GridStar.ID-Setiap negara pasti memiliki macam-macam peristiwa sejarah.
Begitu pula dengan Negeri kita, Indonesia.
Banyak sejarah besar negara kita, yang akhirnya membentuk Indonesia seperti saat ini.
Salah satunya adalah Gerakan 30 September 1965 Partai Komunis Indonesia (G30S/PKI).
Gerakan 30 September 1965 Partai Komunis Indonesia (G30S/PKI) masih teringat jelas bagi sejumlah orang.
Terutama mereka yang memang bermukim di kawasan Lubang Buaya, Cipayung, Jakarta Timur.
Lokasi tersebut tempat eksekusi, pembantaian dan saksi bisu kekejamanan PKI.
Sebanyak 7 jenderal atau dikenal dengan Pahlawan Revolusi meninggal dunia.
Ketujuh jenderal itu, di antaranya Jenderal TNI Ahmad Yani, Letnan Jenderal Anumerta Suprapto, Letnan Jenderal M.T. Haryono, Letnan Jenderal S Parman, Mayor Jenderal D.I. Panjaitan, Mayor Jenderal Sutoyo Siswomiharjo, dan Kapten Pierre Tendean.
Yasin (70), menjadi satu diantara saksi mata keganasan PKI yang masih hidup hingga saat ini.
"Sebenarnya banyak yang lihat PKI dulu seperti apa," ujar Yasin kepada TribunJakarta.com, Senin (03/02).
"Tapi ya namanya sudah tua dan faktor usia banyak juga yang sudah meninggal."
"Di sekitar Lubang Buaya sisa teman saya kecil aja bisa dihitung," sambung Yasin.
Menurut Yasin, ketika PKI mengeksekusi para jenderal, perhatian masyarakat sekitar sempat dialihkan.
Semuanya bentuk pengalihan terbilang sudah terencana.
Sebab, jauh sebelum tragedi tersebut, tepat di Lubang Buaya dibuatkan pagelaran kesenian dan layar tancap.
"Pada masa itu kan tonton dan pasukan berpakaian tentara menjadi hal wajar yang kita lihat."
"Cuma kita enggak tahu kalau di tempat yang sekarang jadi Monumen Pancasila Sakti itu markasnya PKI juga."
"Pokoknya yang saya ingat di lokasi itu ramai terus," sambungnya.
Adanya layar tancap dan pagelaran reog tiap malam hingga pagi tak menimbulkan kecurigaan sama sekali.
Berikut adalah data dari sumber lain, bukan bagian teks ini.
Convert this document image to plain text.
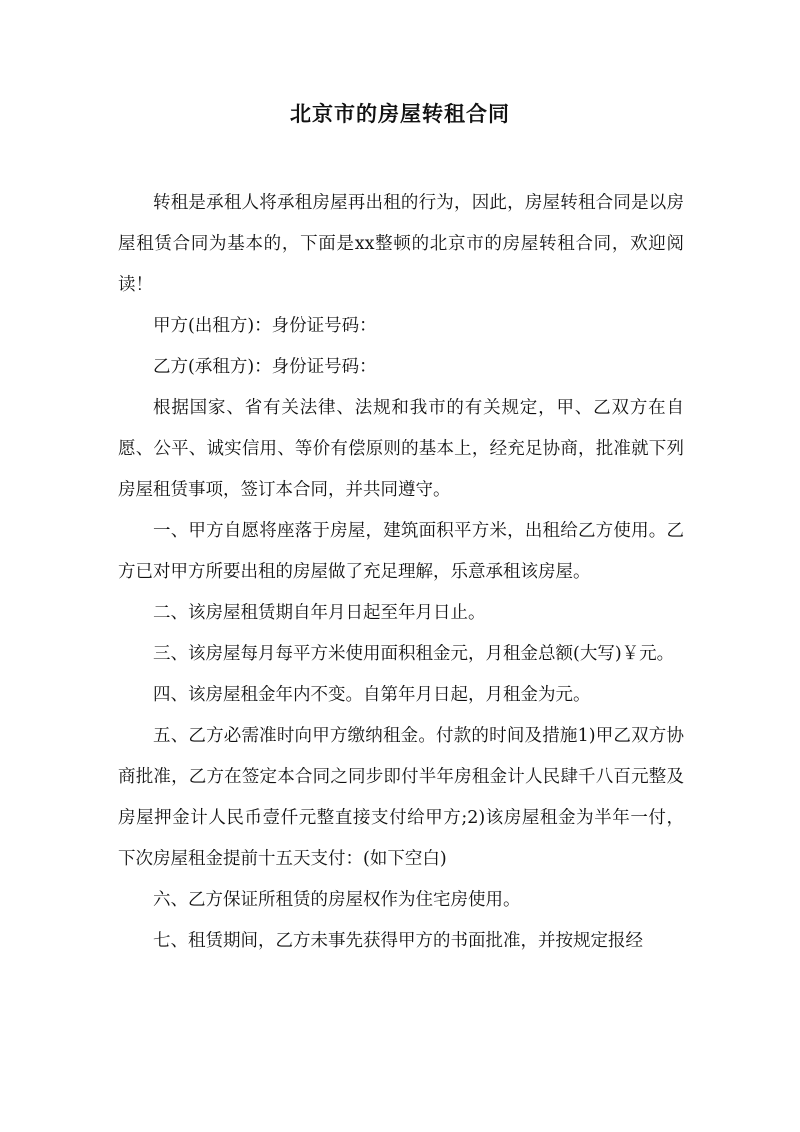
北京市的房屋转租合同

转租是承租人将承租房屋再出租的行为，因此，房屋转租合同是以房屋租赁合同为基本的，下面是xx整顿的北京市的房屋转租合同，欢迎阅读！

甲方(出租方)：身份证号码：

乙方(承租方)：身份证号码：

根据国家、省有关法律、法规和我市的有关规定，甲、乙双方在自愿、公平、诚实信用、等价有偿原则的基本上，经充足协商，批准就下列房屋租赁事项，签订本合同，并共同遵守。

一、甲方自愿将座落于房屋，建筑面积平方米，出租给乙方使用。乙方已对甲方所要出租的房屋做了充足理解，乐意承租该房屋。

二、该房屋租赁期自年月日起至年月日止。

三、该房屋每月每平方米使用面积租金元，月租金总额(大写)￥元。

四、该房屋租金年内不变。自第年月日起，月租金为元。

五、乙方必需准时向甲方缴纳租金。付款的时间及措施1)甲乙双方协商批准，乙方在签定本合同之同步即付半年房租金计人民肆千八百元整及房屋押金计人民币壹仟元整直接支付给甲方;2)该房屋租金为半年一付，下次房屋租金提前十五天支付：(如下空白)

六、乙方保证所租赁的房屋权作为住宅房使用。

七、租赁期间，乙方未事先获得甲方的书面批准，并按规定报经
Sampai akhirnya terbongkar penemuan mayat 7 jenderal di dalam sebuah sumur.
"Nah dari situ baru sadar kalau pas waktu saya sama warga di sini nonton layar tancap dan reog."
"Itu di dalam tronton pasukan itu kemungkinan pada bawa mayat dan pahlawan."
"Soalnya ramai tuh tentara pakaian lengkap dan bawa senjata," ungkapnya.
Tak berselang lama terjadi penggeledahan besar-besaran.
Rumah orangtua Yasin pun tak luput dari pemeriksaan Resimen Para Komando Angkatan Darat (RPKAD), cikal bakal Kopassus.
"Mereka mencari tahu apakah kita bagian dari PKI atau bukan."
"Habis rumah bapak saya, Namat diberantakin. Apa aja diperiksain. Semua rumah diperiksa begitu," katanya.
Tepat di depan matanya, Yasin melihat banyak sekali orang berlarian.
"Pas lagi digeladah itu banyak tuh yang lari, kabur lah istilahnya. Mereka yang lari itu yang tergabung dalam PKI."
"Mereka lari sudah pakai baju biasa. Jadi saat itu suasananya mencekam."
"Di satu sisi banyak orang berlarian depan saya, di sisi lain rumah saya ikut digeledah," jelasnya.
Yasin makin diselimuti ketakutan ketika para RPKAD menemukan banyak senjata disembunyikan di salah satu rumah temannya.
"Saya lihat sendiri di rumah teman saya jadi tempat penyimpanan senjata."
"Seingat saya dia itu kayak ketempatan aja, tapi enggak ngerti itu milik siapa".
"Dulu bajunya tentara juga, kalau kita enggak paham bedanya di mana, ya enggak tahu bedanya PKI sama RPKAD."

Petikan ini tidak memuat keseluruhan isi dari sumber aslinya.